1. Field of the Invention
The present invention relates generally to honeycomb labyrinth seals used in steam turbines and, more specifically, to an improved moisture drainage provided for honeycomb seals.
2. Description of the Related Art
A honeycomb labyrinth seal used in conjunction with rotatable steam turbine blades is described in U.S. Pat. No. 4,416,457, issued to McGinnis et al. FIGS. 1 and 2 of the aforesaid patent have been reproduced herein in order to illustrate the prior art.
Referring to FIGS. 1 and 2, a tip of a rotatable steam turbine blade 1 is disposed adjacent a honeycomb labyrinth seal 3 which fits into a circumferential groove 4 in an inner cylinder or blade ring 5. The seal 3 is formed as a plurality of arcuate segments. Each segment includes a base portion 7 and a plurality of rows of honeycomb cells 9 extending radially inwardly from the base portion so that each cell is open adjacent the blades 1. A plurality of passages or grooves are so disposed that each cell 9 is connected to at least one passage.
The seal illustrated in FIGS. 1 and 2 provides a sealing device which when located at a rotating blade tip serves as a collector for liquid droplets discharged from the rotating blade through centrifugal action and permits drainage through the grooves 11 to a gap 13 disposed between circumferentially adjacent honeycomb labyrinth seal segments. The water then moves to a drain. Drainage of the liquid is important in order to minimize the possibility of reentrainment in the path of the rotating blades in order to minimize the possibility of blade tip erosion resulting from reentrainment. However, the drainage flow is substantially in a downstream direction resulting from axial pressure gradient imposed by the blade passage flow field conditions.
Low pressure turbines are designed to incorporate as many features as possible which lead to reduced erosion. The entire turbine geometry exposed to steam flow has an effect on moisture collection and removal. For example, one feature is to increase the axial spacing between a stationary row and the next adjacent rotating row.
While various features have been implemented, there is still room for improvement. For example, water accumulated in the honeycomb seal which finally leaves the last row of honeycomb cells may dribble back into the blade path, meaning that a significant fraction of the collected water will become reentrained.
While it has been considered to shorten the length of the honeycomb on the downstream side so that the rotating blade extends beyond the honeycomb, this would result in significant efficiency losses because of the pressure difference between the pressure and suction sides of the blade.

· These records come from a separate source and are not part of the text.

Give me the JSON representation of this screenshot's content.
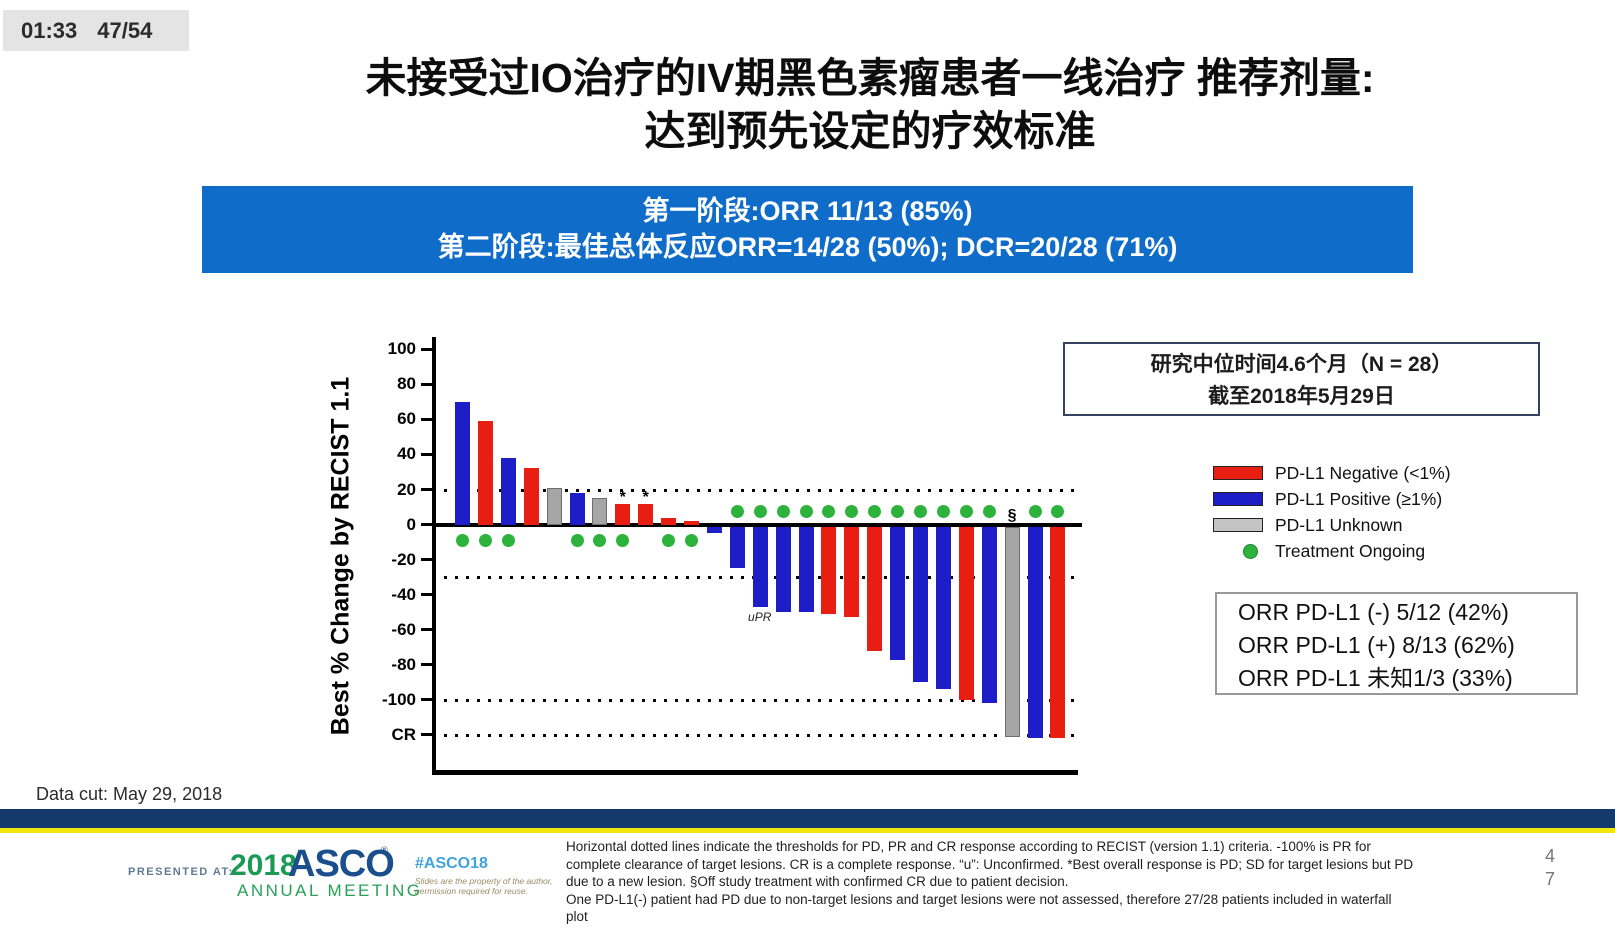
{
  "player": {
    "time": "01:33",
    "slide_counter": "47/54"
  },
  "title": {
    "line1": "未接受过IO治疗的IV期黑色素瘤患者一线治疗 推荐剂量:",
    "line2": "达到预先设定的疗效标准"
  },
  "banner": {
    "line1": "第一阶段:ORR 11/13 (85%)",
    "line2": "第二阶段:最佳总体反应ORR=14/28 (50%); DCR=20/28 (71%)",
    "bg_color": "#0f6cc9"
  },
  "info_box": {
    "line1": "研究中位时间4.6个月（N = 28）",
    "line2": "截至2018年5月29日"
  },
  "legend": {
    "items": [
      {
        "label": "PD-L1 Negative (<1%)",
        "color": "#e81e13",
        "shape": "rect"
      },
      {
        "label": "PD-L1 Positive (≥1%)",
        "color": "#1e1ec8",
        "shape": "rect"
      },
      {
        "label": "PD-L1 Unknown",
        "color": "#c4c4c4",
        "shape": "rect"
      },
      {
        "label": "Treatment Ongoing",
        "color": "#2db33c",
        "shape": "circle"
      }
    ]
  },
  "orr_box": {
    "lines": [
      "ORR PD-L1 (-) 5/12 (42%)",
      "ORR PD-L1 (+) 8/13 (62%)",
      "ORR PD-L1 未知1/3 (33%)"
    ]
  },
  "data_cut": "Data cut: May 29, 2018",
  "footer": {
    "presented_at": "PRESENTED AT:",
    "logo_year": "2018",
    "logo_name": "ASCO",
    "logo_reg": "®",
    "logo_sub": "ANNUAL MEETING",
    "hashtag": "#ASCO18",
    "slides_note_lines": [
      "Slides are the property of the author,",
      "permission required for reuse."
    ],
    "footnote_lines": [
      "Horizontal dotted lines indicate the thresholds for PD, PR and CR response according to RECIST (version 1.1) criteria. -100% is PR for",
      "complete clearance of target lesions. CR is a complete response. “u”: Unconfirmed. *Best overall response is PD; SD for target lesions but PD",
      "due to a new lesion. §Off study treatment with confirmed CR due to patient decision.",
      "One PD-L1(-) patient had PD due to non-target lesions and target lesions were not assessed, therefore 27/28 patients included in waterfall",
      "plot"
    ],
    "page_digits": [
      "4",
      "7"
    ]
  },
  "chart_data": {
    "type": "bar",
    "subtype": "waterfall",
    "ylabel": "Best % Change by RECIST 1.1",
    "ylim": [
      -140,
      107
    ],
    "grid": false,
    "yticks": [
      {
        "v": 100,
        "label": "100"
      },
      {
        "v": 80,
        "label": "80"
      },
      {
        "v": 60,
        "label": "60"
      },
      {
        "v": 40,
        "label": "40"
      },
      {
        "v": 20,
        "label": "20"
      },
      {
        "v": 0,
        "label": "0"
      },
      {
        "v": -20,
        "label": "-20"
      },
      {
        "v": -40,
        "label": "-40"
      },
      {
        "v": -60,
        "label": "-60"
      },
      {
        "v": -80,
        "label": "-80"
      },
      {
        "v": -100,
        "label": "-100"
      },
      {
        "v": -120,
        "label": "CR"
      }
    ],
    "threshold_lines": [
      20,
      -30,
      -100,
      -120
    ],
    "colors": {
      "negative": "#e81e13",
      "positive": "#1e1ec8",
      "unknown": "#a6a6a6",
      "ongoing": "#2db33c"
    },
    "bars": [
      {
        "value": 70,
        "group": "positive",
        "ongoing": true
      },
      {
        "value": 59,
        "group": "negative",
        "ongoing": true
      },
      {
        "value": 38,
        "group": "positive",
        "ongoing": true
      },
      {
        "value": 32,
        "group": "negative",
        "ongoing": false
      },
      {
        "value": 21,
        "group": "unknown",
        "ongoing": false
      },
      {
        "value": 18,
        "group": "positive",
        "ongoing": true
      },
      {
        "value": 15,
        "group": "unknown",
        "ongoing": true
      },
      {
        "value": 12,
        "group": "negative",
        "ongoing": true,
        "mark": "*"
      },
      {
        "value": 12,
        "group": "negative",
        "ongoing": false,
        "mark": "*"
      },
      {
        "value": 4,
        "group": "negative",
        "ongoing": true
      },
      {
        "value": 2,
        "group": "negative",
        "ongoing": true
      },
      {
        "value": -5,
        "group": "positive",
        "ongoing": false
      },
      {
        "value": -25,
        "group": "positive",
        "ongoing": true
      },
      {
        "value": -47,
        "group": "positive",
        "ongoing": true,
        "label": "uPR"
      },
      {
        "value": -50,
        "group": "positive",
        "ongoing": true
      },
      {
        "value": -50,
        "group": "positive",
        "ongoing": true
      },
      {
        "value": -51,
        "group": "negative",
        "ongoing": true
      },
      {
        "value": -53,
        "group": "negative",
        "ongoing": true
      },
      {
        "value": -72,
        "group": "negative",
        "ongoing": true
      },
      {
        "value": -77,
        "group": "positive",
        "ongoing": true
      },
      {
        "value": -90,
        "group": "positive",
        "ongoing": true
      },
      {
        "value": -94,
        "group": "positive",
        "ongoing": true
      },
      {
        "value": -100,
        "group": "negative",
        "ongoing": true
      },
      {
        "value": -102,
        "group": "positive",
        "ongoing": true
      },
      {
        "value": -121,
        "group": "unknown",
        "ongoing": false,
        "mark": "§"
      },
      {
        "value": -122,
        "group": "positive",
        "ongoing": true
      },
      {
        "value": -122,
        "group": "negative",
        "ongoing": true
      }
    ]
  }
}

FIG. 3 shows an enlarged sectional view of a known turbine showing a stationary blade of the L-OC row, a rotating blade of the L-IR row, and a stationary blade of the L-IC row. Prior attempts to collect moisture have focused on ways to have water slung off the trailing edge of the L-1R rotating blade pass unimpeded into a moisture drainage cavity 2. However, these attempts have not been completely successful, partially because the drain path is somewhat convoluted.